The present application presents a design for creation of SQL queries from a combination of metadata elements. The metadata elements are created by breaking up components of a SQL statement for pre-defined template queries and storing the sub-components as metadata elements in a repository.
Referring now to
In some embodiments, the query encoder 101 may transform or convert one or more SQL queries into one or more metadata elements. The query encoder 101 may also transform a database schema into a plurality of metadata elements, where each element may describe an individual query aspect such as a table relationship, a JOIN statement, a SELECT statement, a WHERE clause, a FROM clause, etc. The metadata elements created by the query encoder 101 may be stored in the configuration respositiory 102. In some embodiments, the query encoder 101 may configure a preexisting query into metadata elements as well as add, delete, and update metadata elements already stored in the configuration repository 102.

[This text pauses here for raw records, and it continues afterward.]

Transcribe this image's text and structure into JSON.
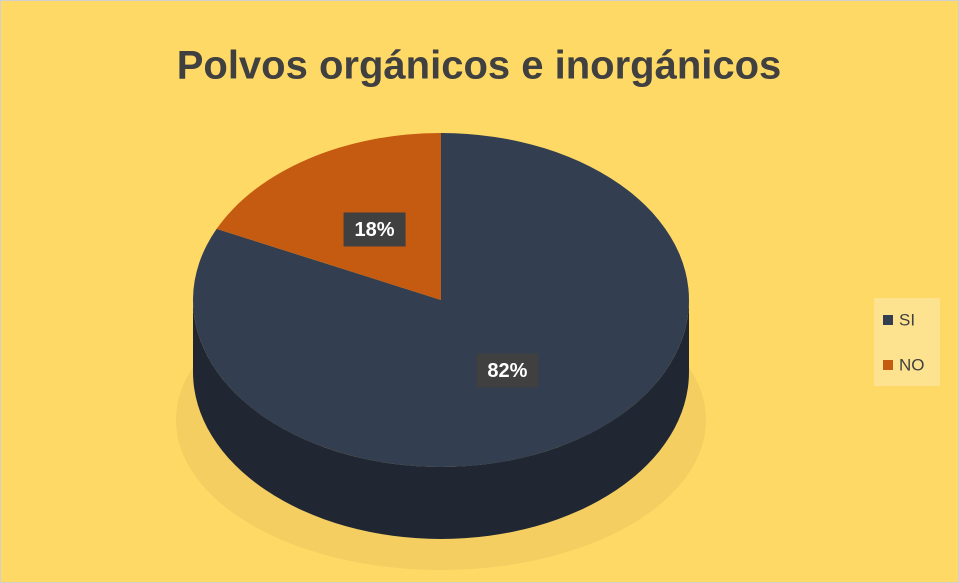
{
  "chart_data": {
    "type": "pie",
    "title": "Polvos orgánicos e inorgánicos",
    "categories": [
      "SI",
      "NO"
    ],
    "values": [
      82,
      18
    ],
    "value_labels": [
      "82%",
      "18%"
    ],
    "colors": [
      "#333f50",
      "#c55a11"
    ],
    "legend": "right"
  }
}
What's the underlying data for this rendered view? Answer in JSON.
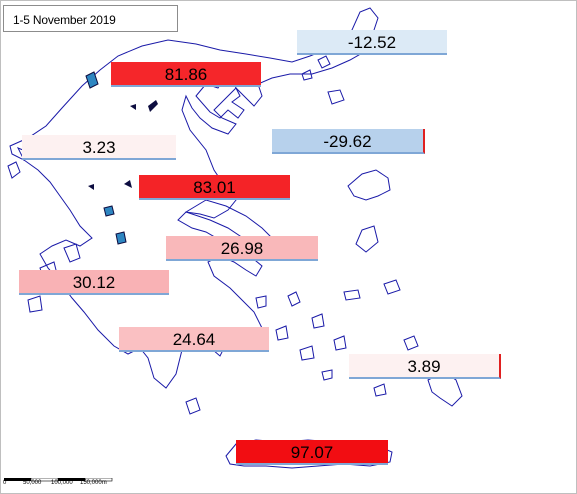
{
  "title": "1-5 November 2019",
  "regions": [
    {
      "id": "east-macedonia-thrace",
      "value": "-12.52",
      "fill": "#dceaf6"
    },
    {
      "id": "central-macedonia",
      "value": "81.86",
      "fill": "#f5262a"
    },
    {
      "id": "western-macedonia",
      "value": "3.23",
      "fill": "#fdf1f1"
    },
    {
      "id": "north-aegean",
      "value": "-29.62",
      "fill": "#b7d1ec"
    },
    {
      "id": "thessaly",
      "value": "83.01",
      "fill": "#f42327"
    },
    {
      "id": "central-greece",
      "value": "26.98",
      "fill": "#f9b8ba"
    },
    {
      "id": "western-greece",
      "value": "30.12",
      "fill": "#f9b2b5"
    },
    {
      "id": "peloponnese",
      "value": "24.64",
      "fill": "#fac0c2"
    },
    {
      "id": "south-aegean",
      "value": "3.89",
      "fill": "#fdf1f1"
    },
    {
      "id": "crete",
      "value": "97.07",
      "fill": "#f20d12"
    }
  ],
  "scale": {
    "labels": [
      "0",
      "50,000",
      "100,000",
      "150,000m"
    ]
  },
  "colors": {
    "outline": "#1a1aa8",
    "lake": "#2e86c1",
    "frame": "#bfbfbf"
  }
}
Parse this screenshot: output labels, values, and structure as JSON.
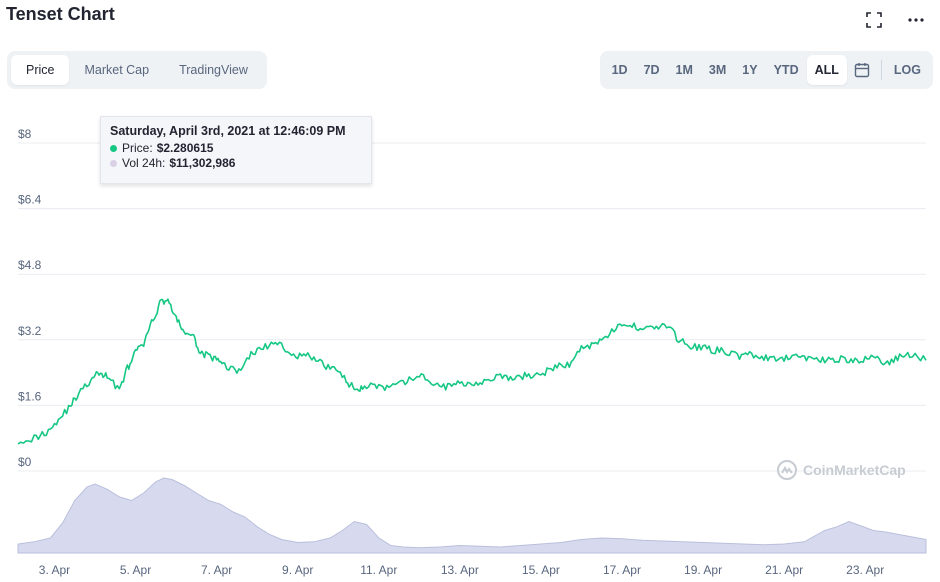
{
  "header": {
    "title": "Tenset Chart",
    "fullscreen_icon": "expand-icon",
    "more_icon": "more-dots-icon"
  },
  "metric_tabs": [
    {
      "label": "Price",
      "active": true
    },
    {
      "label": "Market Cap",
      "active": false
    },
    {
      "label": "TradingView",
      "active": false
    }
  ],
  "range_tabs": [
    {
      "label": "1D",
      "active": false
    },
    {
      "label": "7D",
      "active": false
    },
    {
      "label": "1M",
      "active": false
    },
    {
      "label": "3M",
      "active": false
    },
    {
      "label": "1Y",
      "active": false
    },
    {
      "label": "YTD",
      "active": false
    },
    {
      "label": "ALL",
      "active": true
    }
  ],
  "calendar_icon": "calendar-icon",
  "log_label": "LOG",
  "tooltip": {
    "title": "Saturday, April 3rd, 2021 at 12:46:09 PM",
    "price_label": "Price:",
    "price_value": "$2.280615",
    "vol_label": "Vol 24h:",
    "vol_value": "$11,302,986",
    "price_color": "#16c784",
    "vol_color": "#d9d0e6"
  },
  "watermark": "CoinMarketCap",
  "chart_data": {
    "type": "line",
    "price_color": "#16c784",
    "volume_color": "#c9cee8",
    "y_ticks": [
      "$8",
      "$6.4",
      "$4.8",
      "$3.2",
      "$1.6",
      "$0"
    ],
    "ylim": [
      0,
      8
    ],
    "x_ticks": [
      "3. Apr",
      "5. Apr",
      "7. Apr",
      "9. Apr",
      "11. Apr",
      "13. Apr",
      "15. Apr",
      "17. Apr",
      "19. Apr",
      "21. Apr",
      "23. Apr"
    ],
    "x_tick_days": [
      3,
      5,
      7,
      9,
      11,
      13,
      15,
      17,
      19,
      21,
      23
    ],
    "x_range_days": [
      2.1,
      24.5
    ],
    "grid": true,
    "series": [
      {
        "name": "Price",
        "x": [
          2.1,
          2.5,
          2.8,
          3.1,
          3.4,
          3.6,
          3.9,
          4.1,
          4.3,
          4.6,
          4.8,
          5.0,
          5.2,
          5.4,
          5.6,
          5.8,
          6.0,
          6.2,
          6.4,
          6.6,
          6.8,
          7.0,
          7.2,
          7.5,
          7.8,
          8.1,
          8.4,
          8.7,
          9.0,
          9.3,
          9.6,
          9.9,
          10.2,
          10.4,
          10.6,
          10.9,
          11.2,
          11.5,
          11.8,
          12.1,
          12.4,
          12.7,
          13.0,
          13.3,
          13.6,
          13.9,
          14.2,
          14.5,
          14.8,
          15.1,
          15.4,
          15.7,
          16.0,
          16.3,
          16.6,
          16.9,
          17.2,
          17.5,
          17.8,
          18.1,
          18.4,
          18.7,
          19.0,
          19.3,
          19.6,
          19.9,
          20.2,
          20.5,
          20.8,
          21.1,
          21.4,
          21.7,
          22.0,
          22.3,
          22.6,
          22.9,
          23.2,
          23.5,
          23.8,
          24.1,
          24.5
        ],
        "y": [
          0.75,
          0.8,
          0.95,
          1.25,
          1.6,
          1.9,
          2.2,
          2.4,
          2.3,
          2.0,
          2.5,
          2.9,
          3.1,
          3.6,
          4.1,
          4.2,
          3.7,
          3.4,
          3.3,
          2.9,
          2.8,
          2.7,
          2.6,
          2.4,
          2.8,
          3.0,
          3.1,
          3.0,
          2.8,
          2.8,
          2.6,
          2.5,
          2.2,
          2.0,
          2.05,
          2.1,
          2.0,
          2.1,
          2.25,
          2.3,
          2.1,
          2.05,
          2.15,
          2.15,
          2.2,
          2.3,
          2.25,
          2.3,
          2.35,
          2.4,
          2.55,
          2.6,
          3.0,
          3.1,
          3.3,
          3.5,
          3.55,
          3.5,
          3.5,
          3.55,
          3.2,
          3.05,
          3.0,
          2.95,
          2.9,
          2.8,
          2.85,
          2.75,
          2.7,
          2.75,
          2.8,
          2.75,
          2.7,
          2.75,
          2.7,
          2.65,
          2.85,
          2.6,
          2.75,
          2.85,
          2.7
        ]
      },
      {
        "name": "Vol 24h",
        "x": [
          2.1,
          2.5,
          2.9,
          3.2,
          3.5,
          3.8,
          4.0,
          4.3,
          4.6,
          4.9,
          5.2,
          5.5,
          5.7,
          5.9,
          6.2,
          6.5,
          6.8,
          7.1,
          7.4,
          7.7,
          8.0,
          8.3,
          8.6,
          9.0,
          9.4,
          9.8,
          10.1,
          10.4,
          10.7,
          11.0,
          11.3,
          11.6,
          12.0,
          12.5,
          13.0,
          13.5,
          14.0,
          14.5,
          15.0,
          15.5,
          16.0,
          16.5,
          17.0,
          17.5,
          18.0,
          18.5,
          19.0,
          19.5,
          20.0,
          20.5,
          21.0,
          21.5,
          22.0,
          22.3,
          22.6,
          22.9,
          23.2,
          23.5,
          23.8,
          24.1,
          24.5
        ],
        "y": [
          0.12,
          0.15,
          0.2,
          0.4,
          0.7,
          0.88,
          0.92,
          0.85,
          0.75,
          0.7,
          0.8,
          0.95,
          1.0,
          0.98,
          0.9,
          0.8,
          0.7,
          0.65,
          0.55,
          0.48,
          0.35,
          0.25,
          0.18,
          0.14,
          0.15,
          0.2,
          0.3,
          0.42,
          0.38,
          0.2,
          0.1,
          0.08,
          0.07,
          0.08,
          0.1,
          0.09,
          0.08,
          0.1,
          0.12,
          0.14,
          0.18,
          0.2,
          0.19,
          0.17,
          0.16,
          0.15,
          0.14,
          0.13,
          0.12,
          0.11,
          0.12,
          0.15,
          0.3,
          0.35,
          0.42,
          0.36,
          0.3,
          0.28,
          0.25,
          0.22,
          0.18
        ]
      }
    ]
  }
}
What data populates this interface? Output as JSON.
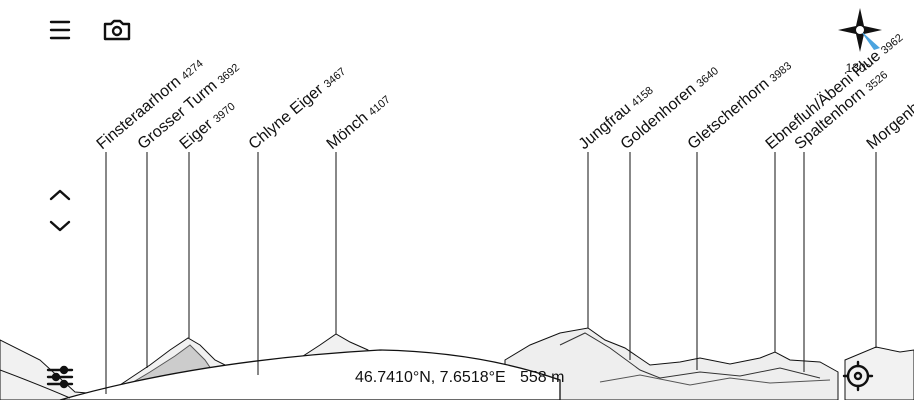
{
  "peaks": [
    {
      "name": "Finsteraarhorn",
      "elevation": 4274
    },
    {
      "name": "Grosser Turm",
      "elevation": 3692
    },
    {
      "name": "Eiger",
      "elevation": 3970
    },
    {
      "name": "Chlyne Eiger",
      "elevation": 3467
    },
    {
      "name": "Mönch",
      "elevation": 4107
    },
    {
      "name": "Jungfrau",
      "elevation": 4158
    },
    {
      "name": "Goldenhoren",
      "elevation": 3640
    },
    {
      "name": "Gletscherhorn",
      "elevation": 3983
    },
    {
      "name": "Ebnefluh/Äbeni Flue",
      "elevation": 3962
    },
    {
      "name": "Spaltenhorn",
      "elevation": 3526
    },
    {
      "name": "Morgenhorn"
    }
  ],
  "compass": {
    "heading": "130°"
  },
  "location": {
    "coordinates": "46.7410°N, 7.6518°E",
    "altitude": "558 m"
  }
}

The configuration repository 102 may comprise a plurality of logical relational table objects that define a database schema. The configuration repository 102 may store metadata elements of frequently-used SQL queries, including queries that span multiple databases and/or databases that reside in separate database systems. Specifically, the configuration repository 102 may store metadata elements about two types of queries: single domain queries and cross domain queries. In some embodiments, a single domain query may be a query that targets a specific schema defined in a specific database instance. For example, a single domain query may target a specific category of data such as Statistical Process Control data, Excursion protection data, etc. In some embodiments a data domain or domain may refer to a database schema defined in a particular database system.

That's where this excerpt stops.